Menurut Kris, dalam gugatan nanti ACTA menuntut Ombudsman RI dinyatakan melakukan perbuatan melawan hukum dan dihukum untuk melakukan evaluasi dan perbaikan dalam penanganan seluruh laporan. Yang ketiga, Ombudsman harus meminta maaf secara terbuka kepada rakyat Indonesia.
Baca: Mengenal ACTA yang Gemar Laporkan Ahok Hingga Jokowi
Gugatan itu didasari dugaan bahwa Ombudsman menerapkan standar ganda dalam memeriksa laporan dari masyarakat. Ombudsman dianggap tak merespons laporan Wakil Ketua ACTA Ali Lubis tentang dugaan maladministrasi pertemuan Presiden Joko Widodo dengan petinggi Partai Solidaritas Indonesia di Istana Presiden pada 1 Maret 2018. Namun, soal dugaan maladministrasi kebijakan penataan kawasan Tanah Abang yang dibuat Anies Baswedan, Ombudsman cepat bergerak.
Senin lalu, 26 Maret 2018, Ombudsman Perwakilan Jakarta Raya mengungkapkan empat tindakan maladministrasi dalam kebijakan menutup Jalan Jatibaru Raya, Tanah Abang, dan mengisinya dengan pedagang kaki lima (PKL). Bahkan, pemerintah provinsi di bawah kendali Gubernur Anies Baswedan itu melanggar lima aturan perundangan.
Maka dari itu, Ombudsman Jakarta memberi waktu selambat-lambatnya 60 hari kepada Anies Baswedan untuk melakukan perbaikan. Jika laporan tak diindahkan, Ombudsman Perwakilan Jakarta Raya akan mengusulkan kepada Ombudsman RI untuk menaikkan status LHAP menjadi rekomendasi yang lebih berkekuatan hukum dan wajib ditaati.
Kepada Tempo via telepon, Kris mengklaim ACTA tak menuntut Ombudsman mencabut LAHP kebijakan penataan Tanah Abang. Tapi, Ombudsman dituntut memproses laporan mereka tentang dugaan maladminsitrasi pertemuan Jokowi dan PSI di Istana.
"Harus disamain dong. Jangan sana (Jokowi) anak emas, sini anak tiri," katanya.
Adapun dalam siaran persnya, Kris menuturkan bahwa dasar pelaporan dugaan maladministrasi pertemuan Jokowi dengan PSI itu sangat kuat, yakni Istana tidak boleh digunakan untuk kepentingan politik praktis sekelompok orang. Namun, laporan tersebut nyaris ditolak Ombudsman dengan berbagai dalih, di antaranya karena tak ada AD/ART organisasi ACTA dan tidak mencantumkan identitas terlapor.

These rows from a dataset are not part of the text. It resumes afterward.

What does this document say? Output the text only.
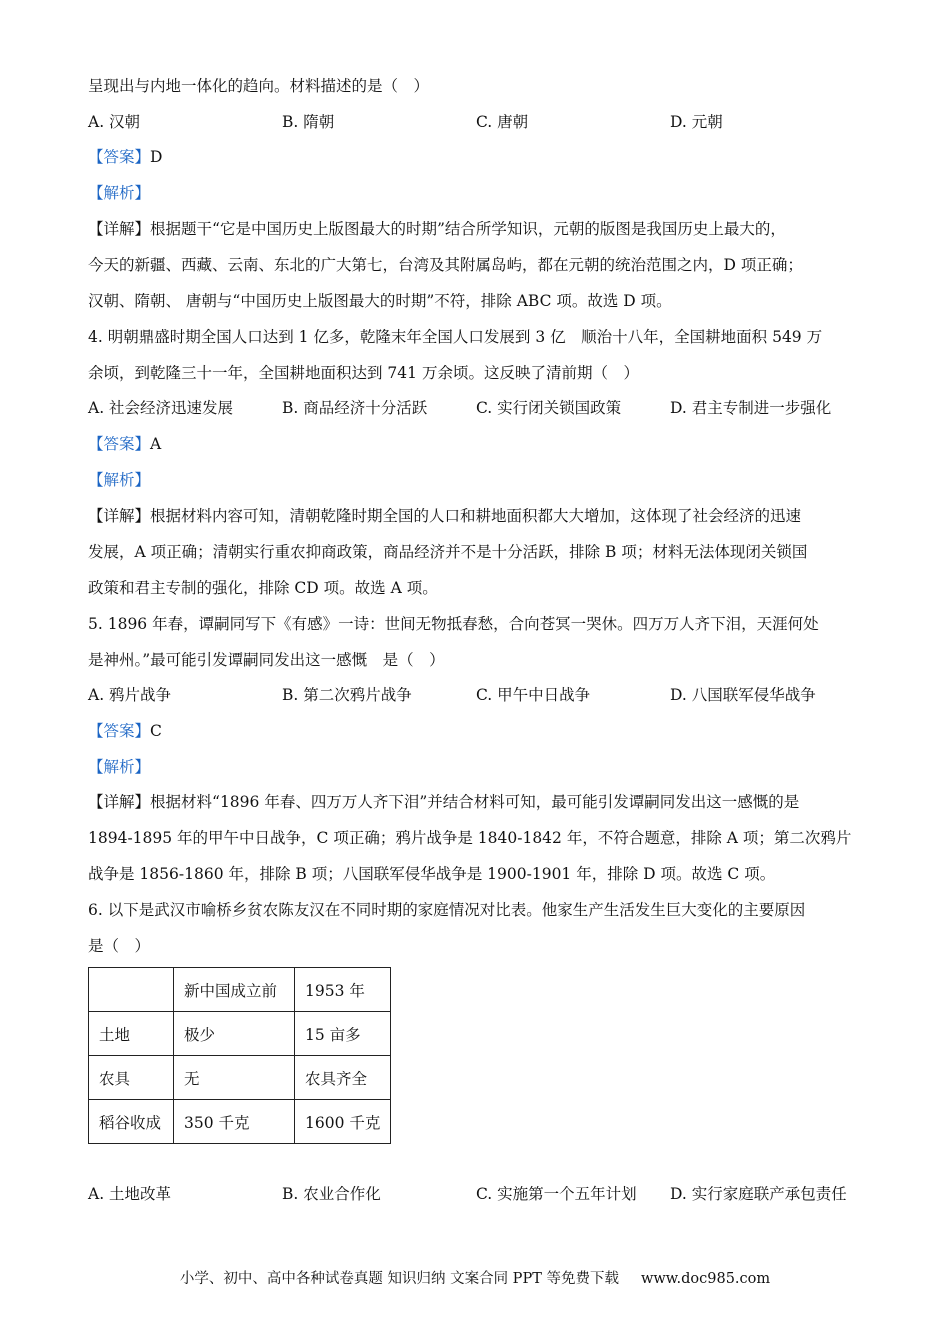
呈现出与内地一体化的趋向。材料描述的是（　）
A. 汉朝	B. 隋朝	C. 唐朝	D. 元朝
【答案】D
【解析】
【详解】根据题干“它是中国历史上版图最大的时期”结合所学知识，元朝的版图是我国历史上最大的，
今天的新疆、西藏、云南、东北的广大第七，台湾及其附属岛屿，都在元朝的统治范围之内，D 项正确；
汉朝、隋朝、 唐朝与“中国历史上版图最大的时期”不符，排除 ABC 项。故选 D 项。
4. 明朝鼎盛时期全国人口达到 1 亿多，乾隆末年全国人口发展到 3 亿　顺治十八年，全国耕地面积 549 万
余顷，到乾隆三十一年，全国耕地面积达到 741 万余顷。这反映了清前期（　）
A. 社会经济迅速发展	B. 商品经济十分活跃	C. 实行闭关锁国政策	D. 君主专制进一步强化
【答案】A
【解析】
【详解】根据材料内容可知，清朝乾隆时期全国的人口和耕地面积都大大增加，这体现了社会经济的迅速
发展，A 项正确；清朝实行重农抑商政策，商品经济并不是十分活跃，排除 B 项；材料无法体现闭关锁国
政策和君主专制的强化，排除 CD 项。故选 A 项。
5. 1896 年春，谭嗣同写下《有感》一诗：世间无物抵春愁，合向苍冥一哭休。四万万人齐下泪，天涯何处
是神州。”最可能引发谭嗣同发出这一感慨　是（　）
A. 鸦片战争	B. 第二次鸦片战争	C. 甲午中日战争	D. 八国联军侵华战争
【答案】C
【解析】
【详解】根据材料“1896 年春、四万万人齐下泪”并结合材料可知，最可能引发谭嗣同发出这一感慨的是
1894-1895 年的甲午中日战争，C 项正确；鸦片战争是 1840-1842 年，不符合题意，排除 A 项；第二次鸦片
战争是 1856-1860 年，排除 B 项；八国联军侵华战争是 1900-1901 年，排除 D 项。故选 C 项。
6. 以下是武汉市喻桥乡贫农陈友汉在不同时期的家庭情况对比表。他家生产生活发生巨大变化的主要原因
是（　）
	新中国成立前	1953 年
土地	极少	15 亩多
农具	无	农具齐全
稻谷收成	350 千克	1600 千克
A. 土地改革	B. 农业合作化	C. 实施第一个五年计划 D. 实行家庭联产承包责任
小学、初中、高中各种试卷真题 知识归纳 文案合同 PPT 等免费下载 www.doc985.com
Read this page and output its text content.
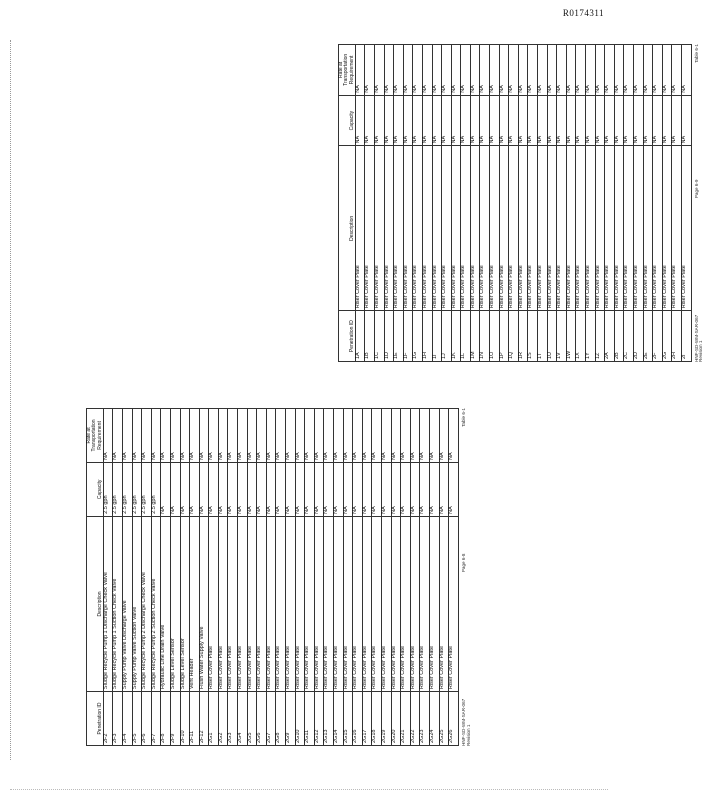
R0174311
Penetration ID	Description	Capacity	Rate at Transportation Requirement
2F2	Sludge Recycle Pump 1 Discharge Check Valve	2.5 gph	NA
2F3	Sludge Recycle Pump 1 Suction Check Valve	2.5 gph	NA
2F4	Supply Pump Valve Discharge Valve	2.5 gph	NA
2F5	Supply Pump Valve Suction Valve	2.5 gph	NA
2F6	Sludge Recycle Pump 2 Discharge Check Valve	2.5 gph	NA
2F7	Sludge Recycle Pump 2 Suction Check Valve	2.5 gph	NA
2F8	Hydraulic Line Drain Valve	NA	NA
2F9	Sludge Level Sensor	NA	NA
2F10	Sludge Level Sensor	NA	NA
2F11	Vent Header	NA	NA
2F12	Flush Water Supply Valve	NA	NA
2G1	Riser Cover Plate	NA	NA
2G2	Riser Cover Plate	NA	NA
2G3	Riser Cover Plate	NA	NA
2G4	Riser Cover Plate	NA	NA
2G5	Riser Cover Plate	NA	NA
2G6	Riser Cover Plate	NA	NA
2G7	Riser Cover Plate	NA	NA
2G8	Riser Cover Plate	NA	NA
2G9	Riser Cover Plate	NA	NA
2G10	Riser Cover Plate	NA	NA
2G11	Riser Cover Plate	NA	NA
2G12	Riser Cover Plate	NA	NA
2G13	Riser Cover Plate	NA	NA
2G14	Riser Cover Plate	NA	NA
2G15	Riser Cover Plate	NA	NA
2G16	Riser Cover Plate	NA	NA
2G17	Riser Cover Plate	NA	NA
2G18	Riser Cover Plate	NA	NA
2G19	Riser Cover Plate	NA	NA
2G20	Riser Cover Plate	NA	NA
2G21	Riser Cover Plate	NA	NA
2G22	Riser Cover Plate	NA	NA
2G23	Riser Cover Plate	NA	NA
2G24	Riser Cover Plate	NA	NA
2G25	Riser Cover Plate	NA	NA
2G26	Riser Cover Plate	NA	NA
HNF-SD-WM-SAR-067
Revision 1
Page 6-8
Table 6-1
Penetration ID	Description	Capacity	Rate at Transportation Requirement
1A	Riser Cover Plate	NA	NA
1B	Riser Cover Plate	NA	NA
1C	Riser Cover Plate	NA	NA
1D	Riser Cover Plate	NA	NA
1E	Riser Cover Plate	NA	NA
1F	Riser Cover Plate	NA	NA
1G	Riser Cover Plate	NA	NA
1H	Riser Cover Plate	NA	NA
1I	Riser Cover Plate	NA	NA
1J	Riser Cover Plate	NA	NA
1K	Riser Cover Plate	NA	NA
1L	Riser Cover Plate	NA	NA
1M	Riser Cover Plate	NA	NA
1N	Riser Cover Plate	NA	NA
1O	Riser Cover Plate	NA	NA
1P	Riser Cover Plate	NA	NA
1Q	Riser Cover Plate	NA	NA
1R	Riser Cover Plate	NA	NA
1S	Riser Cover Plate	NA	NA
1T	Riser Cover Plate	NA	NA
1U	Riser Cover Plate	NA	NA
1V	Riser Cover Plate	NA	NA
1W	Riser Cover Plate	NA	NA
1X	Riser Cover Plate	NA	NA
1Y	Riser Cover Plate	NA	NA
1Z	Riser Cover Plate	NA	NA
2A	Riser Cover Plate	NA	NA
2B	Riser Cover Plate	NA	NA
2C	Riser Cover Plate	NA	NA
2D	Riser Cover Plate	NA	NA
2E	Riser Cover Plate	NA	NA
2F	Riser Cover Plate	NA	NA
2G	Riser Cover Plate	NA	NA
2H	Riser Cover Plate	NA	NA
2I	Riser Cover Plate	NA	NA
HNF-SD-WM-SAR-067
Revision 1
Page 6-9
Table 6-1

"Ombudsman mengolok-olok kami dengan mengatakan ke media bahwa kami hanya curhat karena tidak menyebutkan identitas terlapor," ucapnya. "Padahal dalam Undang-Undang Ombudsman tidak ada aturan (pengaduan) harus mencantumkan terlapor."
Sebaliknya, Kris berpendapat, penataan Tanah Abang bukan domain Ombudsman sebab tidak menyangkut pelayanan publik, seperti yang diatur dalam Undang-undang Ombudsman RI dan Undang-Undang Pelayanan Publik. Dia lantas membela Anies Baswedan dengan mengatakan, sebagai orang nomor satu di DKI Anies berwenang mengeluarkan diskresi, antara lain menutup Jalan Jatibaru Raya.